With $X\sim\operatorname{Poisson}(2)$, $Y\sim\operatorname{Poisson}(3)$ being statistically independent where $T=X+Y$ the problem asks to determine:
$1.$$P(X=k\mid T=n)$ for every value of $k$ and $n$ and obtain $E(X\mid T)$ and $\sigma (X\mid T)$
$2.$$P(T=n\mid X=k)$ for every value of $k$ and $n$ and obtain $E(T\mid X)$ and $\sigma (T\mid |X)$
To find $P(X=k\mid T=n)$ I get:
\begin{align*} P(X=k\mid T=n) &= \frac{P(X=k)\cap P(T=n)}{P(T=n)} \\ &= \frac{P(X=k)\cap P(X+Y=n)}{P(T=n)}) \\ &= \frac{P(X=k)\cap P(Y=n-k)}{P(T=n)} \end{align*}
but from here I'm not sure how the textbook concluded that this equals: \begin{align} \binom{n}{k} (\frac{2}{5})^k (\frac{3}{5})^{n-k} = X\mid T\sim\operatorname{binomial}(T,2/5) \end{align} and but I get how it follows to find the expected value and $\sigma$.

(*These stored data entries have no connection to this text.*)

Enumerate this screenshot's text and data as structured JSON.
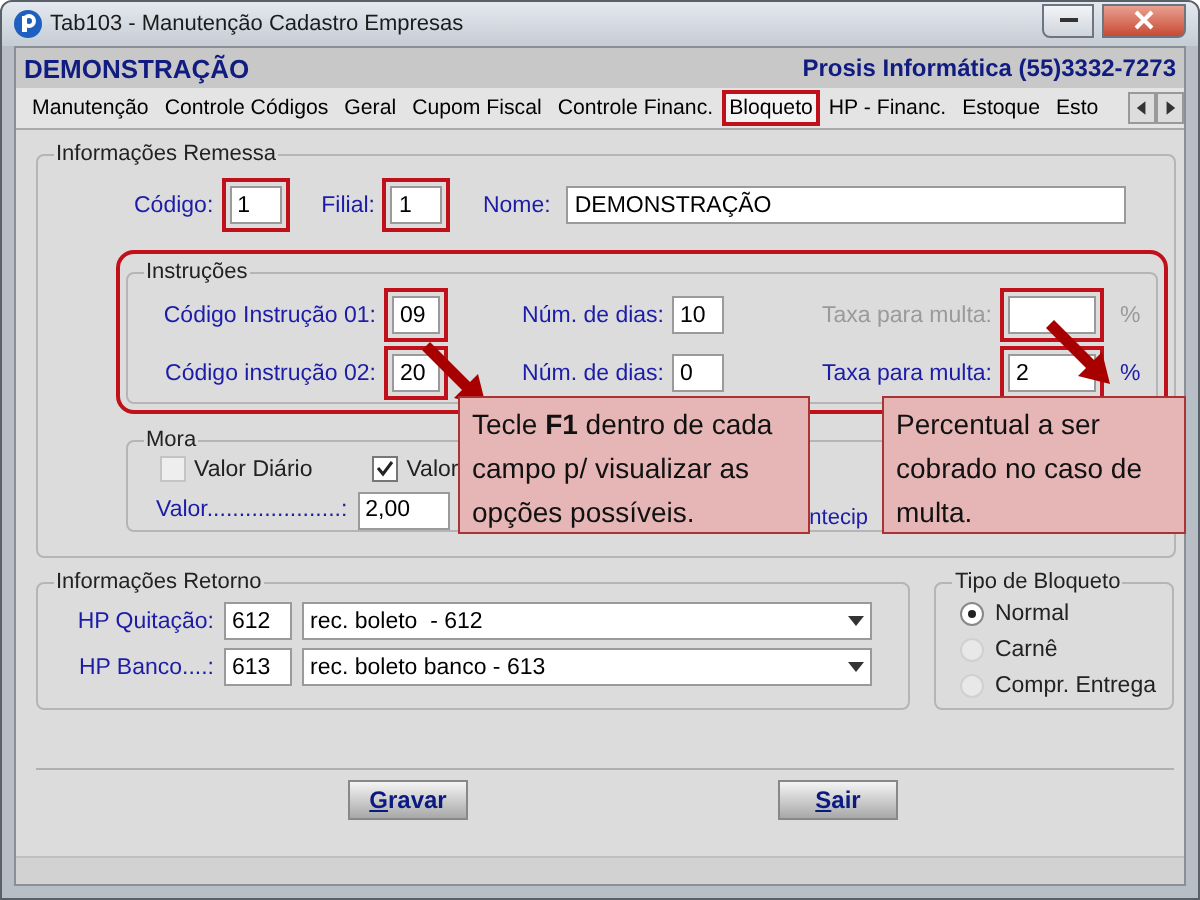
{
  "window": {
    "title": "Tab103 - Manutenção Cadastro Empresas"
  },
  "header": {
    "company": "DEMONSTRAÇÃO",
    "vendor": "Prosis Informática (55)3332-7273"
  },
  "tabs": [
    {
      "label": "Manutenção",
      "selected": false
    },
    {
      "label": "Controle Códigos",
      "selected": false
    },
    {
      "label": "Geral",
      "selected": false
    },
    {
      "label": "Cupom Fiscal",
      "selected": false
    },
    {
      "label": "Controle Financ.",
      "selected": false
    },
    {
      "label": "Bloqueto",
      "selected": true
    },
    {
      "label": "HP - Financ.",
      "selected": false
    },
    {
      "label": "Estoque",
      "selected": false
    },
    {
      "label": "Esto",
      "selected": false
    }
  ],
  "remessa": {
    "title": "Informações Remessa",
    "fields": [
      {
        "label": "Código:",
        "value": "1",
        "highlighted": true
      },
      {
        "label": "Filial:",
        "value": "1",
        "highlighted": true
      },
      {
        "label": "Nome:",
        "value": "DEMONSTRAÇÃO",
        "highlighted": false
      }
    ]
  },
  "instructions": {
    "title": "Instruções",
    "highlighted": true,
    "rows": [
      {
        "code_label": "Código Instrução 01:",
        "code": "09",
        "days_label": "Núm. de dias:",
        "days": "10",
        "rate_label": "Taxa para multa:",
        "unit": "%",
        "rate_disabled": true,
        "code_highlighted": true,
        "rate_highlighted": true
      },
      {
        "code_label": "Código instrução 02:",
        "code": "20",
        "days_label": "Núm. de dias:",
        "days": "0",
        "rate_label": "Taxa para multa:",
        "rate": "2",
        "unit": "%",
        "rate_disabled": false,
        "code_highlighted": true,
        "rate_highlighted": true
      }
    ]
  },
  "mora": {
    "title": "Mora",
    "options": [
      {
        "label": "Valor Diário",
        "checked": false
      },
      {
        "label": "Valor",
        "checked": true
      }
    ],
    "value_label": "Valor.....................:",
    "value": "2,00",
    "extra_label": "ntecip"
  },
  "retorno": {
    "title": "Informações Retorno",
    "rows": [
      {
        "label": "HP Quitação:",
        "code": "612",
        "description": "rec. boleto  - 612"
      },
      {
        "label": "HP Banco....:",
        "code": "613",
        "description": "rec. boleto banco - 613"
      }
    ]
  },
  "tipo": {
    "title": "Tipo de Bloqueto",
    "options": [
      {
        "label": "Normal",
        "selected": true
      },
      {
        "label": "Carnê",
        "selected": false
      },
      {
        "label": "Compr. Entrega",
        "selected": false
      }
    ]
  },
  "buttons": [
    "Gravar",
    "Sair"
  ],
  "callouts": [
    {
      "text": "Tecle **F1** dentro de cada campo p/ visualizar as opções possíveis."
    },
    {
      "text": "Percentual a ser cobrado no caso de multa."
    }
  ]
}
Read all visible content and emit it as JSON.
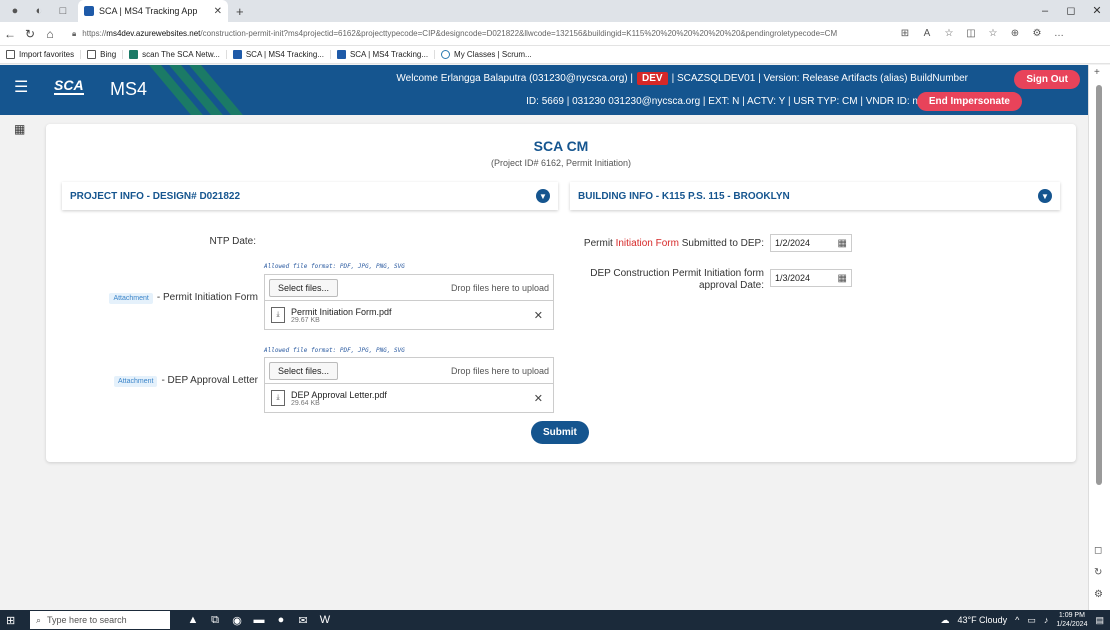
{
  "browser": {
    "tab_title": "SCA | MS4 Tracking App",
    "url_prefix": "https://",
    "url_host": "ms4dev.azurewebsites.net",
    "url_path": "/construction-permit-init?ms4projectid=6162&projecttypecode=CIP&designcode=D021822&llwcode=132156&buildingid=K115%20%20%20%20%20%20&pendingroletypecode=CM",
    "favorites": [
      "Import favorites",
      "Bing",
      "scan The SCA Netw...",
      "SCA | MS4 Tracking...",
      "SCA | MS4 Tracking...",
      "My Classes | Scrum..."
    ]
  },
  "header": {
    "logo": "SCA",
    "app_name": "MS4",
    "welcome_text": "Welcome Erlangga Balaputra (031230@nycsca.org) |",
    "env_badge": "DEV",
    "server_text": "| SCAZSQLDEV01 | Version: Release Artifacts (alias) BuildNumber",
    "sign_out": "Sign Out",
    "id_line": "ID: 5669 | 031230 031230@nycsca.org | EXT: N | ACTV: Y | USR TYP: CM | VNDR ID: null",
    "end_impersonate": "End Impersonate"
  },
  "main": {
    "title": "SCA CM",
    "subtitle": "(Project ID# 6162, Permit Initiation)",
    "project_panel": "PROJECT INFO - DESIGN# D021822",
    "building_panel": "BUILDING INFO - K115 P.S. 115 - BROOKLYN",
    "ntp_label": "NTP Date:",
    "allowed_formats": "Allowed file format: PDF, JPG, PNG, SVG",
    "attachment_badge": "Attachment",
    "permit_form_label": "- Permit Initiation Form",
    "dep_letter_label": "- DEP Approval Letter",
    "select_files": "Select files...",
    "drop_text": "Drop files here to upload",
    "file1": {
      "name": "Permit Initiation Form.pdf",
      "size": "29.67 KB"
    },
    "file2": {
      "name": "DEP Approval Letter.pdf",
      "size": "29.64 KB"
    },
    "submitted_label_pre": "Permit ",
    "submitted_label_red": "Initiation Form",
    "submitted_label_post": " Submitted to DEP:",
    "submitted_date": "1/2/2024",
    "approval_label_line1": "DEP Construction Permit Initiation form",
    "approval_label_line2": "approval Date:",
    "approval_date": "1/3/2024",
    "submit": "Submit"
  },
  "taskbar": {
    "search_placeholder": "Type here to search",
    "weather": "43°F Cloudy",
    "time": "1:09 PM",
    "date": "1/24/2024"
  },
  "colors": {
    "brand": "#15558f",
    "accent_red": "#e8435a",
    "dev_badge": "#d62828"
  }
}
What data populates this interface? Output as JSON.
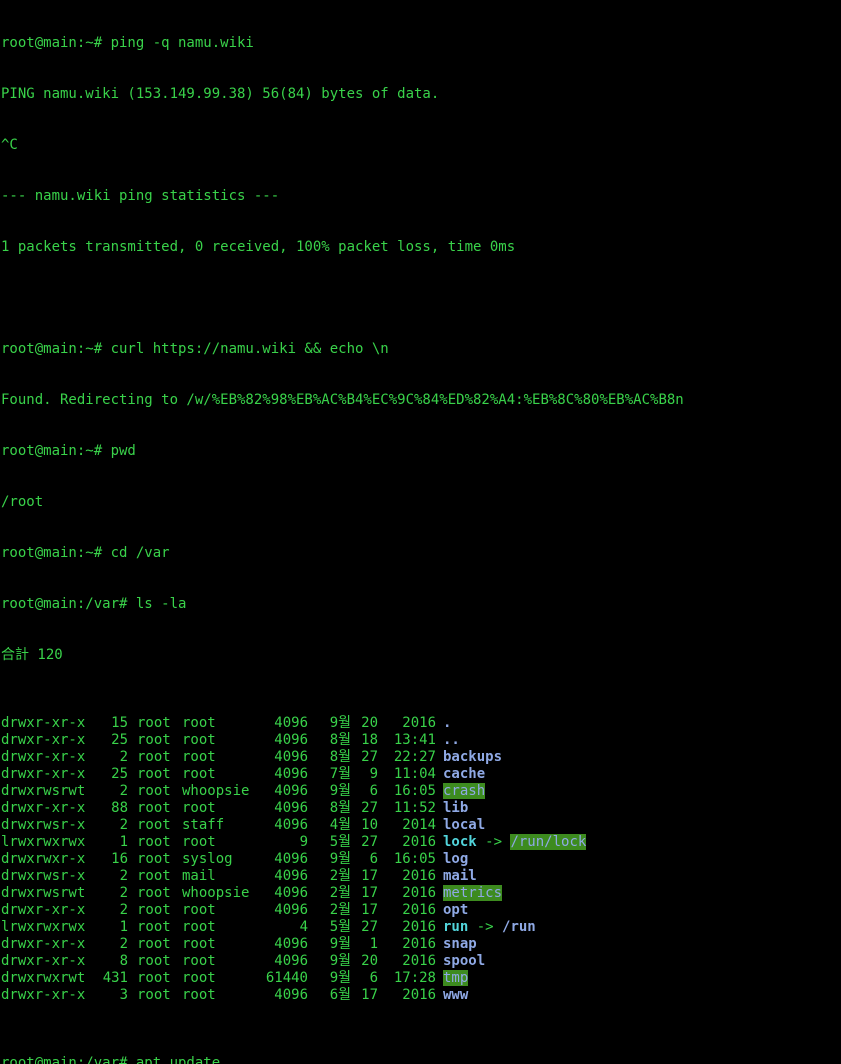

And to find $P(T=n | X=k)$ I get:
\begin{align*} P(X=k | T=n) &= \frac{P(X=k)\cap P(T=n)}{P(X=k)} \\ &= \frac{P(X=k)\cap P(Y=n-k)}{P(X=k)} \\ &= P(Y=n-k) \\ &= e^{-3}\frac{3^{n-k}}{(n-k)!} \end{align*}
but again, I'm confused to how this is equal to:
\begin{align*} T-k&\mid X=k \sim\operatorname{Poisson}(3) \\ T-X&\mid X \sim\operatorname{Poisson}(3) \end{align*}
Let $X,Y$ be independent Poisson variates with parameters $\lambda_1,\lambda_2$. Then $T=X+Y$ is a Poisson variate with parameter $\lambda_1+\lambda_2$. This is because the $MGF$ of $T$ is$$M_T(\theta)=E[e^{\theta(X+Y)}]=M_X(\theta)\cdot M_Y(\theta)=e^{(\lambda_1+\lambda_2)(e^\theta-1)}$$So in your case,$$\frac{P(X=k)\cdot P(Y=n-k)}{P(T=n)}=\frac{\left(\frac{2^ke^{-2}}{k!}\right)\cdot\left(\frac{3^{n-k}e^{-3}}{(n-k)!}\right)}{\left(\frac{5^ne^{-5}}{n!}\right)}=\binom nk\left(\frac25\right)^k\left(\frac35\right)^{n-k}$$For your second question,$$P(T=n|X=k)=P(T-X=n-k|X=k)=e^{-3}\cdot\frac{3^{n-k}}{(n-k)!}$$ $\forall n\ge k$, and hence$$P(T-X=m|X=k)=e^{-3}\cdot\frac{3^m}{m!}~\forall m\in\Bbb Z_{\ge0}$$indicating that $T-X|X$ is a Poisson variate with $\lambda=3$.